The process for eviction in California is done through a series of notices and court proceedings, according to the Law Office of Melissa C. Marsh. The roommate's status in the home determines if the roommate can be evicted, according to FindLaw.
If a roommate is on the lease, only the landlord can serve the roommate with eviction documents to start the eviction process. If the roommate is a subtenant who rents directly from the primary tenant, the primary tenant can begin the eviction process only if the roommate violates a clause of the lease, according to the City of Berkeley.
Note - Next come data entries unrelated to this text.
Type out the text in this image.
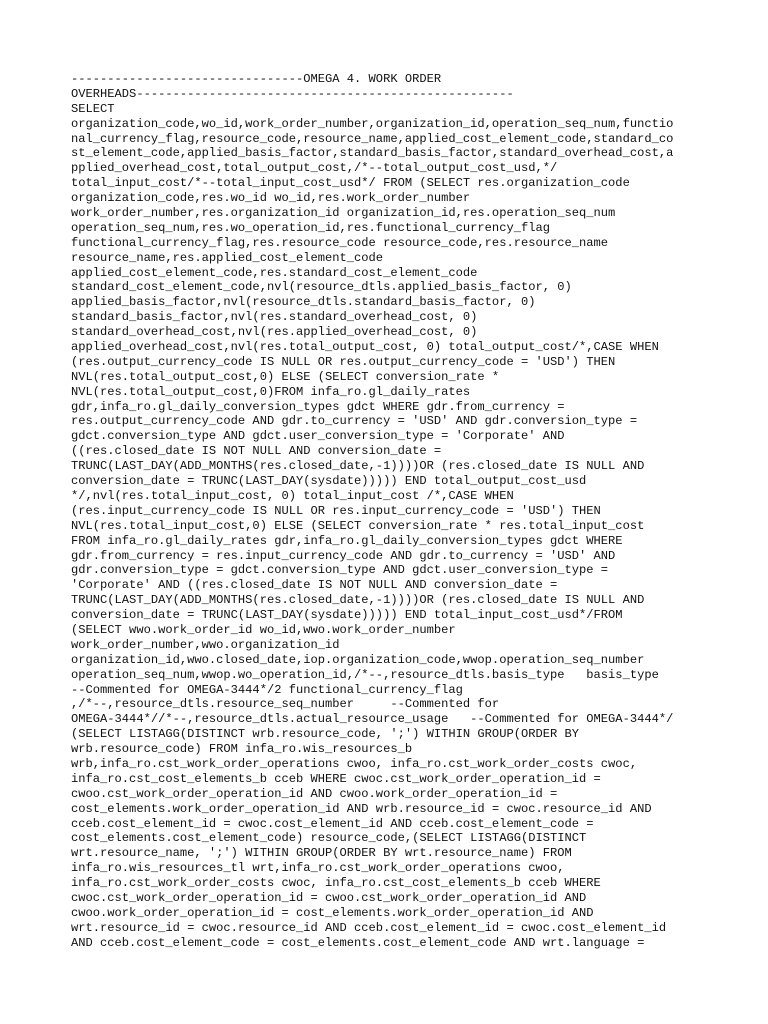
--------------------------------OMEGA 4. WORK ORDER
OVERHEADS----------------------------------------------------
SELECT
organization_code,wo_id,work_order_number,organization_id,operation_seq_num,functio
nal_currency_flag,resource_code,resource_name,applied_cost_element_code,standard_co
st_element_code,applied_basis_factor,standard_basis_factor,standard_overhead_cost,a
pplied_overhead_cost,total_output_cost,/*--total_output_cost_usd,*/
total_input_cost/*--total_input_cost_usd*/ FROM (SELECT res.organization_code
organization_code,res.wo_id wo_id,res.work_order_number
work_order_number,res.organization_id organization_id,res.operation_seq_num
operation_seq_num,res.wo_operation_id,res.functional_currency_flag
functional_currency_flag,res.resource_code resource_code,res.resource_name
resource_name,res.applied_cost_element_code
applied_cost_element_code,res.standard_cost_element_code
standard_cost_element_code,nvl(resource_dtls.applied_basis_factor, 0)
applied_basis_factor,nvl(resource_dtls.standard_basis_factor, 0)
standard_basis_factor,nvl(res.standard_overhead_cost, 0)
standard_overhead_cost,nvl(res.applied_overhead_cost, 0)
applied_overhead_cost,nvl(res.total_output_cost, 0) total_output_cost/*,CASE WHEN
(res.output_currency_code IS NULL OR res.output_currency_code = 'USD') THEN
NVL(res.total_output_cost,0) ELSE (SELECT conversion_rate *
NVL(res.total_output_cost,0)FROM infa_ro.gl_daily_rates
gdr,infa_ro.gl_daily_conversion_types gdct WHERE gdr.from_currency =
res.output_currency_code AND gdr.to_currency = 'USD' AND gdr.conversion_type =
gdct.conversion_type AND gdct.user_conversion_type = 'Corporate' AND
((res.closed_date IS NOT NULL AND conversion_date =
TRUNC(LAST_DAY(ADD_MONTHS(res.closed_date,-1))))OR (res.closed_date IS NULL AND
conversion_date = TRUNC(LAST_DAY(sysdate))))) END total_output_cost_usd
*/,nvl(res.total_input_cost, 0) total_input_cost /*,CASE WHEN
(res.input_currency_code IS NULL OR res.input_currency_code = 'USD') THEN
NVL(res.total_input_cost,0) ELSE (SELECT conversion_rate * res.total_input_cost
FROM infa_ro.gl_daily_rates gdr,infa_ro.gl_daily_conversion_types gdct WHERE
gdr.from_currency = res.input_currency_code AND gdr.to_currency = 'USD' AND
gdr.conversion_type = gdct.conversion_type AND gdct.user_conversion_type =
'Corporate' AND ((res.closed_date IS NOT NULL AND conversion_date =
TRUNC(LAST_DAY(ADD_MONTHS(res.closed_date,-1))))OR (res.closed_date IS NULL AND
conversion_date = TRUNC(LAST_DAY(sysdate))))) END total_input_cost_usd*/FROM
(SELECT wwo.work_order_id wo_id,wwo.work_order_number
work_order_number,wwo.organization_id
organization_id,wwo.closed_date,iop.organization_code,wwop.operation_seq_number
operation_seq_num,wwop.wo_operation_id,/*--,resource_dtls.basis_type   basis_type
--Commented for OMEGA-3444*/2 functional_currency_flag
,/*--,resource_dtls.resource_seq_number     --Commented for
OMEGA-3444*//*--,resource_dtls.actual_resource_usage   --Commented for OMEGA-3444*/
(SELECT LISTAGG(DISTINCT wrb.resource_code, ';') WITHIN GROUP(ORDER BY
wrb.resource_code) FROM infa_ro.wis_resources_b
wrb,infa_ro.cst_work_order_operations cwoo, infa_ro.cst_work_order_costs cwoc,
infa_ro.cst_cost_elements_b cceb WHERE cwoc.cst_work_order_operation_id =
cwoo.cst_work_order_operation_id AND cwoo.work_order_operation_id =
cost_elements.work_order_operation_id AND wrb.resource_id = cwoc.resource_id AND
cceb.cost_element_id = cwoc.cost_element_id AND cceb.cost_element_code =
cost_elements.cost_element_code) resource_code,(SELECT LISTAGG(DISTINCT
wrt.resource_name, ';') WITHIN GROUP(ORDER BY wrt.resource_name) FROM
infa_ro.wis_resources_tl wrt,infa_ro.cst_work_order_operations cwoo,
infa_ro.cst_work_order_costs cwoc, infa_ro.cst_cost_elements_b cceb WHERE
cwoc.cst_work_order_operation_id = cwoo.cst_work_order_operation_id AND
cwoo.work_order_operation_id = cost_elements.work_order_operation_id AND
wrt.resource_id = cwoc.resource_id AND cceb.cost_element_id = cwoc.cost_element_id
AND cceb.cost_element_code = cost_elements.cost_element_code AND wrt.language =
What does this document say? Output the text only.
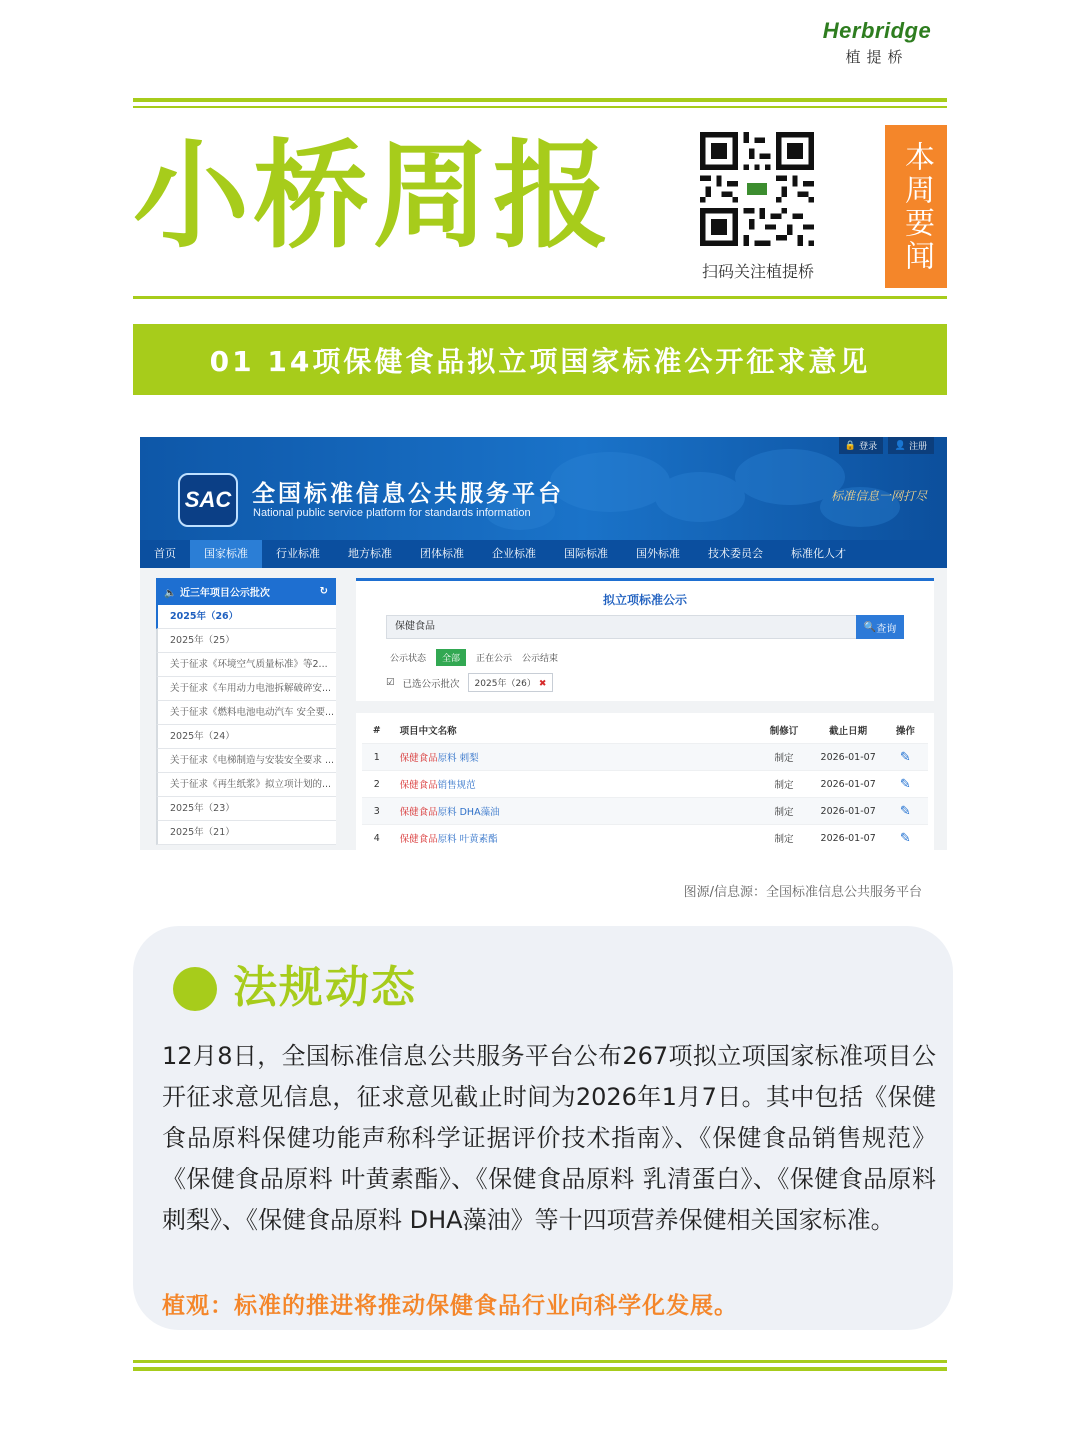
Herbridge
植提桥
小桥周报
扫码关注植提桥	本周要闻
01 14项保健食品拟立项国家标准公开征求意见
🔒 登录 👤 注册
SAC 全国标准信息公共服务平台
National public service platform for standards information
标准信息一网打尽
首页	国家标准	行业标准	地方标准	团体标准	企业标准	国际标准	国外标准	技术委员会	标准化人才
🔈 近三年项目公示批次	↻
2025年（26）
2025年（25）
关于征求《环境空气质量标准》等2...
关于征求《车用动力电池拆解破碎安...
关于征求《燃料电池电动汽车 安全要...
2025年（24）
关于征求《电梯制造与安装安全要求 ...
关于征求《再生纸浆》拟立项计划的...
2025年（23）
2025年（21）
拟立项标准公示
保健食品	🔍 查询
公示状态	全部	正在公示 公示结束
☑ 已选公示批次	2025年（26） ✖
#	项目中文名称	制修订	截止日期	操作
1	保健食品原料 刺梨	制定	2026-01-07	✎
2	保健食品销售规范	制定	2026-01-07	✎
3	保健食品原料 DHA藻油	制定	2026-01-07	✎
4	保健食品原料 叶黄素酯	制定	2026-01-07	✎
图源/信息源：全国标准信息公共服务平台
法规动态
12月8日，全国标准信息公共服务平台公布267项拟立项国家标准项目公开征求意见信息，征求意见截止时间为2026年1月7日。其中包括《保健食品原料保健功能声称科学证据评价技术指南》、《保健食品销售规范》《保健食品原料 叶黄素酯》、《保健食品原料 乳清蛋白》、《保健食品原料 刺梨》、《保健食品原料 DHA藻油》等十四项营养保健相关国家标准。
植观：标准的推进将推动保健食品行业向科学化发展。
The process for eviction is the same regardless of who initiates it. The person being evicted must be served with a 3-day notice to pay or quit, a 30-day notice to vacate or a 60-day notice to vacate. If the person doesn't move out by the end of that period, the complainant, who is the person making the complaint, can file an unlawful detainer lawsuit, which the Law Office of Melissa C. Marsh notes is the formal eviction proceeding.
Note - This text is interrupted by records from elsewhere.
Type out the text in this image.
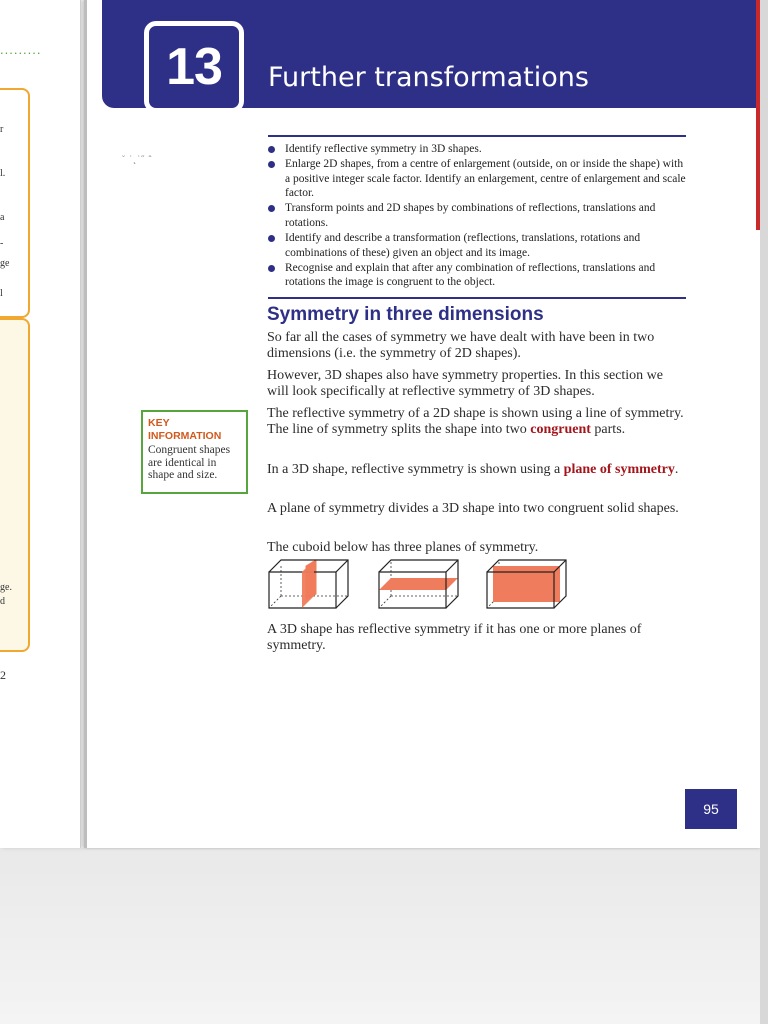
.........
r
l.
a
-
ge
l
ge.
d
2
13	Further transformations
Identify reflective symmetry in 3D shapes.
Enlarge 2D shapes, from a centre of enlargement (outside, on or inside the shape) with a positive integer scale factor. Identify an enlargement, centre of enlargement and scale factor.
Transform points and 2D shapes by combinations of reflections, translations and rotations.
Identify and describe a transformation (reflections, translations, rotations and combinations of these) given an object and its image.
Recognise and explain that after any combination of reflections, translations and rotations the image is congruent to the object.
˘ ˙˛˙˝ ˆ
Symmetry in three dimensions

So far all the cases of symmetry we have dealt with have been in two dimensions (i.e. the symmetry of 2D shapes).

However, 3D shapes also have symmetry properties. In this section we will look specifically at reflective symmetry of 3D shapes.

The reflective symmetry of a 2D shape is shown using a line of symmetry. The line of symmetry splits the shape into two congruent parts.

In a 3D shape, reflective symmetry is shown using a plane of symmetry.

A plane of symmetry divides a 3D shape into two congruent solid shapes.

The cuboid below has three planes of symmetry.

KEY INFORMATION
Congruent shapes are identical in shape and size.

A 3D shape has reflective symmetry if it has one or more planes of symmetry.

95
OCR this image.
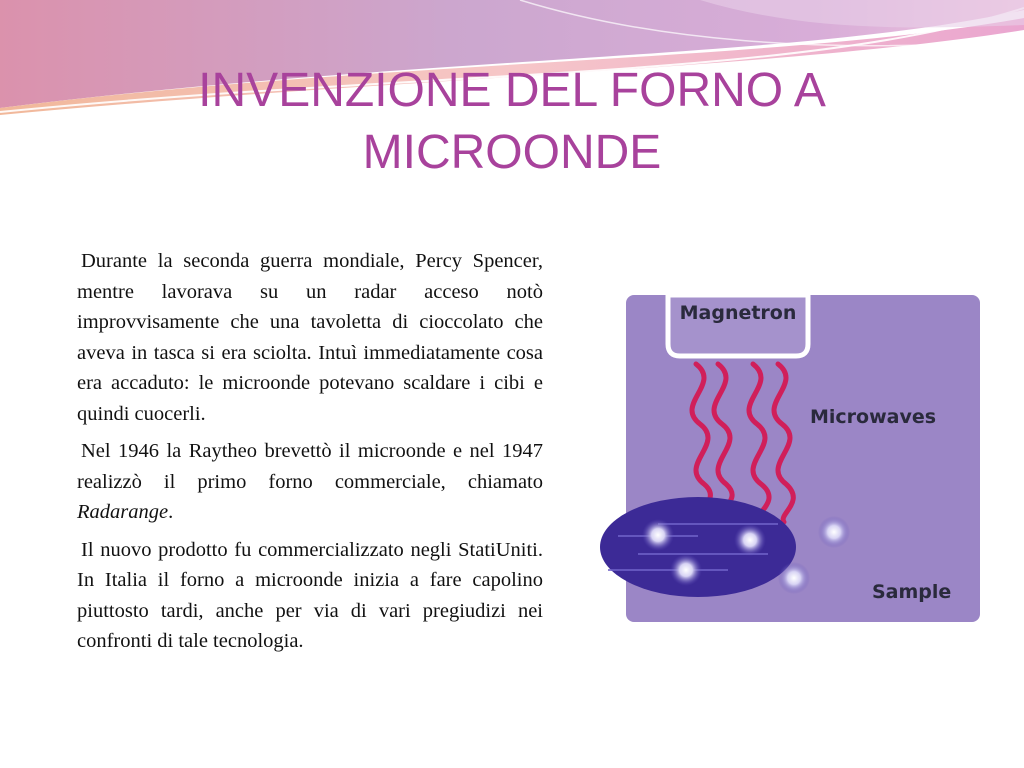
INVENZIONE DEL FORNO A MICROONDE

Durante la seconda guerra mondiale, Percy Spencer, mentre lavorava su un radar acceso notò improvvisamente che una tavoletta di cioccolato che aveva in tasca si era sciolta. Intuì immediatamente cosa era accaduto: le microonde potevano scaldare i cibi e quindi cuocerli.

Nel 1946 la Raytheo brevettò il microonde e nel 1947 realizzò il primo forno commerciale, chiamato Radarange.

Il nuovo prodotto fu commercializzato negli StatiUniti.

In Italia il forno a microonde inizia a fare capolino piuttosto tardi, anche per via di vari pregiudizi nei confronti di tale tecnologia.

Magnetron
Microwaves
Sample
A defendant tenant or subtenant has five days to answer the summons and complaint once it is served to them after the lawsuit is filed. If they fail to answer, the court orders a default judgement, which requires the person to move out. If the person answers the summons and complaint, a trial can be requested to determine the final outcome of the case.
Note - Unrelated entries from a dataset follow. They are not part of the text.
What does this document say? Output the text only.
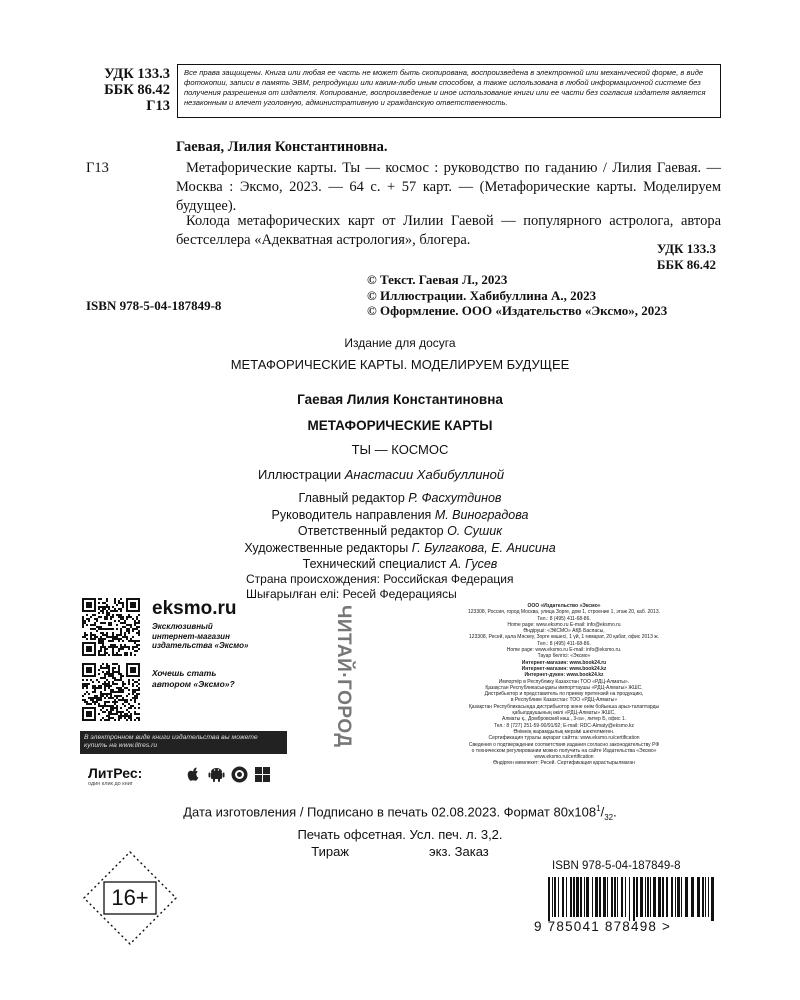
УДК 133.3
ББК 86.42
Г13
Все права защищены. Книга или любая ее часть не может быть скопирована, воспроизведена в электронной или механической форме, в виде фотокопии, записи в память ЭВМ, репродукции или каким-либо иным способом, а также использована в любой информационной системе без получения разрешения от издателя. Копирование, воспроизведение и иное использование книги или ее части без согласия издателя является незаконным и влечет уголовную, административную и гражданскую ответственность.
Гаевая, Лилия Константиновна.
Г13	Метафорические карты. Ты — космос : руководство по гаданию / Лилия Гаевая. — Москва : Эксмо, 2023. — 64 с. + 57 карт. — (Метафорические карты. Моделируем будущее).
Колода метафорических карт от Лилии Гаевой — популярного астролога, автора бестселлера «Адекватная астрология», блогера.
УДК 133.3
ББК 86.42
© Текст. Гаевая Л., 2023
© Иллюстрации. Хабибуллина А., 2023
© Оформление. ООО «Издательство «Эксмо», 2023
ISBN 978-5-04-187849-8
Издание для досуга
МЕТАФОРИЧЕСКИЕ КАРТЫ. МОДЕЛИРУЕМ БУДУЩЕЕ
Гаевая Лилия Константиновна
МЕТАФОРИЧЕСКИЕ КАРТЫ
ТЫ — КОСМОС
Иллюстрации Анастасии Хабибуллиной
Главный редактор Р. Фасхутдинов
Руководитель направления М. Виноградова
Ответственный редактор О. Сушик
Художественные редакторы Г. Булгакова, Е. Анисина
Технический специалист А. Гусев
Страна происхождения: Российская Федерация
Шығарылған елі: Ресей Федерациясы
eksmo.ru
Эксклюзивный
интернет-магазин
издательства «Эксмо»
Хочешь стать
автором «Эксмо»?
В электронном виде книги издательства вы можете
купить на www.litres.ru
ЛитРес:
один клик до книг
ЧИТАЙ·ГОРОД	ООО «Издательство «Эксмо»
123308, Россия, город Москва, улица Зорге, дом 1, строение 1, этаж 20, каб. 2013.
Тел.: 8 (495) 411-68-86.
Home page: www.eksmo.ru E-mail: info@eksmo.ru
Өндіруші: «ЭКСМО» АҚБ Баспасы,
123308, Ресей, қала Мәскеу, Зорге көшесі, 1 үй, 1 ғимарат, 20 қабат, офис 2013 ж.
Тел.: 8 (495) 411-68-86.
Home page: www.eksmo.ru E-mail: info@eksmo.ru.
Тауар белгісі: «Эксмо»
Интернет-магазин: www.book24.ru
Интернет-магазин: www.book24.kz
Интернет-дүкен: www.book24.kz
Импортёр в Республику Казахстан ТОО «РДЦ-Алматы».
Қазақстан Республикасындағы импорттаушы «РДЦ-Алматы» ЖШС.
Дистрибьютор и представитель по приему претензий на продукцию,
в Республике Казахстан: ТОО «РДЦ-Алматы»
Қазақстан Республикасында дистрибьютор және өнім бойынша арыз-талаптарды
қабылдаушының өкілі «РДЦ-Алматы» ЖШС,
Алматы қ., Домбровский көш., 3«а», литер Б, офис 1.
Тел.: 8 (727) 251-59-90/91/92; E-mail: RDC-Almaty@eksmo.kz
Өнімнің жарамдылық мерзімі шектелмеген.
Сертификация туралы ақпарат сайтта: www.eksmo.ru/certification
Сведения о подтверждении соответствия издания согласно законодательству РФ
о техническом регулировании можно получить на сайте Издательства «Эксмо»
www.eksmo.ru/certification
Өндірген мемлекет: Ресей. Сертификация қарастырылмаған
Дата изготовления / Подписано в печать 02.08.2023. Формат $80x108^1/_{32}$.
Печать офсетная. Усл. печ. л. 3,2.
Тираж	экз. Заказ
16+
ISBN 978-5-04-187849-8
9 785041 878498 >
If the matter goes to trial, the court issues a judgement. If the judgment is against the defendant, that person must move out in accordance with the court order or face removal by law enforcement. Monetary damages, such as past due rent might be awarded to the complainant. If the complainant loses, no further action can be taken against the defendant for the same matter, and the roommate is allowed to remain in the dwelling.